PAC Learning (Lecture 7)#

  • PAC (Probably Approximately Correct) Learning: Framework for mathematical analysis of machine learning.

  • VC (Vapnik-Chervonenkis) Dimension: Measure of the capacity of a hypothesis class.

SVMs (Support Vector Machines) (Lecture 9)#

  • Kernel Trick: Efficiently compute dot products in high-dimensional spaces.

  • Popular Kernels: Linear, Polynomial, RBF (Radial Basis Function), Sigmoid.

  • Mercer’s Theorem: Condition for a function to be a valid kernel.

Neural Networks (Lectures 11-14)#

  • Basics: Neurons, activation functions (ReLU, Sigmoid, Tanh).

  • Backpropagation: Algorithm to update network weights using gradients.

  • Autoencoders: Neural networks trained to reproduce their input.

  • CNN (Convolutional Neural Networks): Specialized for grid-like data (e.g., images).

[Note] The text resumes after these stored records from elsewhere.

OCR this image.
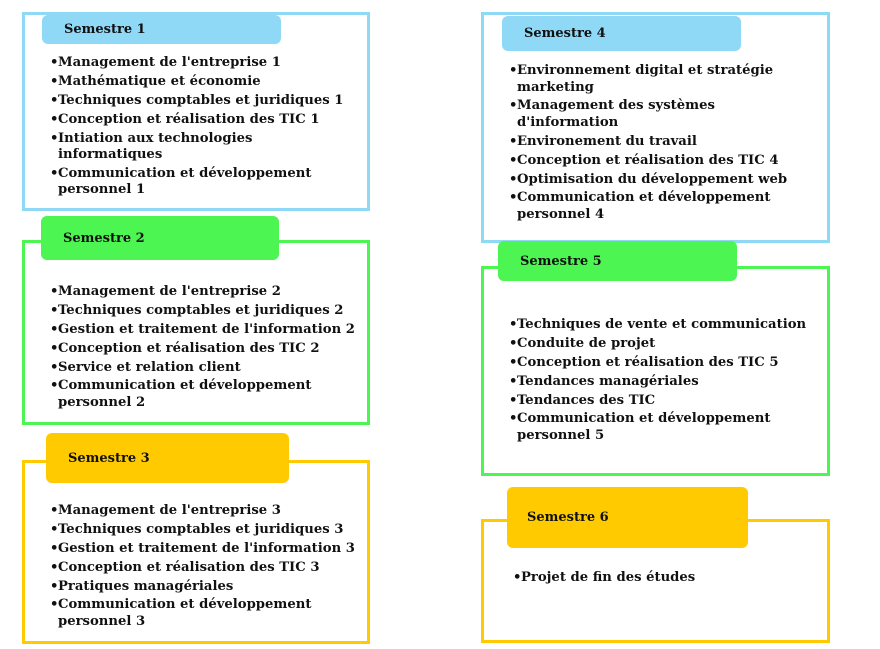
Semestre 1
• Management de l'entreprise 1
• Mathématique et économie
• Techniques comptables et juridiques 1
• Conception et réalisation des TIC 1
• Intiation aux technologies informatiques
• Communication et développement personnel 1
Semestre 2
• Management de l'entreprise 2
• Techniques comptables et juridiques 2
• Gestion et traitement de l'information 2
• Conception et réalisation des TIC 2
• Service et relation client
• Communication et développement personnel 2
Semestre 3
• Management de l'entreprise 3
• Techniques comptables et juridiques 3
• Gestion et traitement de l'information 3
• Conception et réalisation des TIC 3
• Pratiques managériales
• Communication et développement personnel 3
Semestre 4
• Environnement digital et stratégie marketing
• Management des systèmes d'information
• Environement du travail
• Conception et réalisation des TIC 4
• Optimisation du développement web
• Communication et développement personnel 4
Semestre 5
• Techniques de vente et communication
• Conduite de projet
• Conception et réalisation des TIC 5
• Tendances managériales
• Tendances des TIC
• Communication et développement personnel 5
Semestre 6
• Projet de fin des études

  • RNN (Recurrent Neural Networks): Suited for sequence data (e.g., time series).

PGMs (Probabilistic Graphical Models) (Lectures 20-22)#

  • Directed PGMs: Represent conditional dependencies (e.g., Bayesian Networks).

  • Undirected PGMs: Represent symmetric relationships (e.g., Markov Random Fields).

  • Inference in PGMs: Compute conditional marginals from joint distributions.

  • Exact Inference: Algorithms like variable elimination.

  • Approximate Inference: Techniques like sampling.

  • Parameter Estimation: MLE, EM (Expectation Maximization) for latent variables.

Application (Project 1)#

  • Review Key Steps: Data preprocessing, model selection, evaluation metrics, results, and conclusions.

Given the extensive topics, it’s essential to have a deeper understanding of each, especially the critical concepts. This cheatsheet provides a quick reference, but detailed notes, practice problems, and examples will help in mastering the material.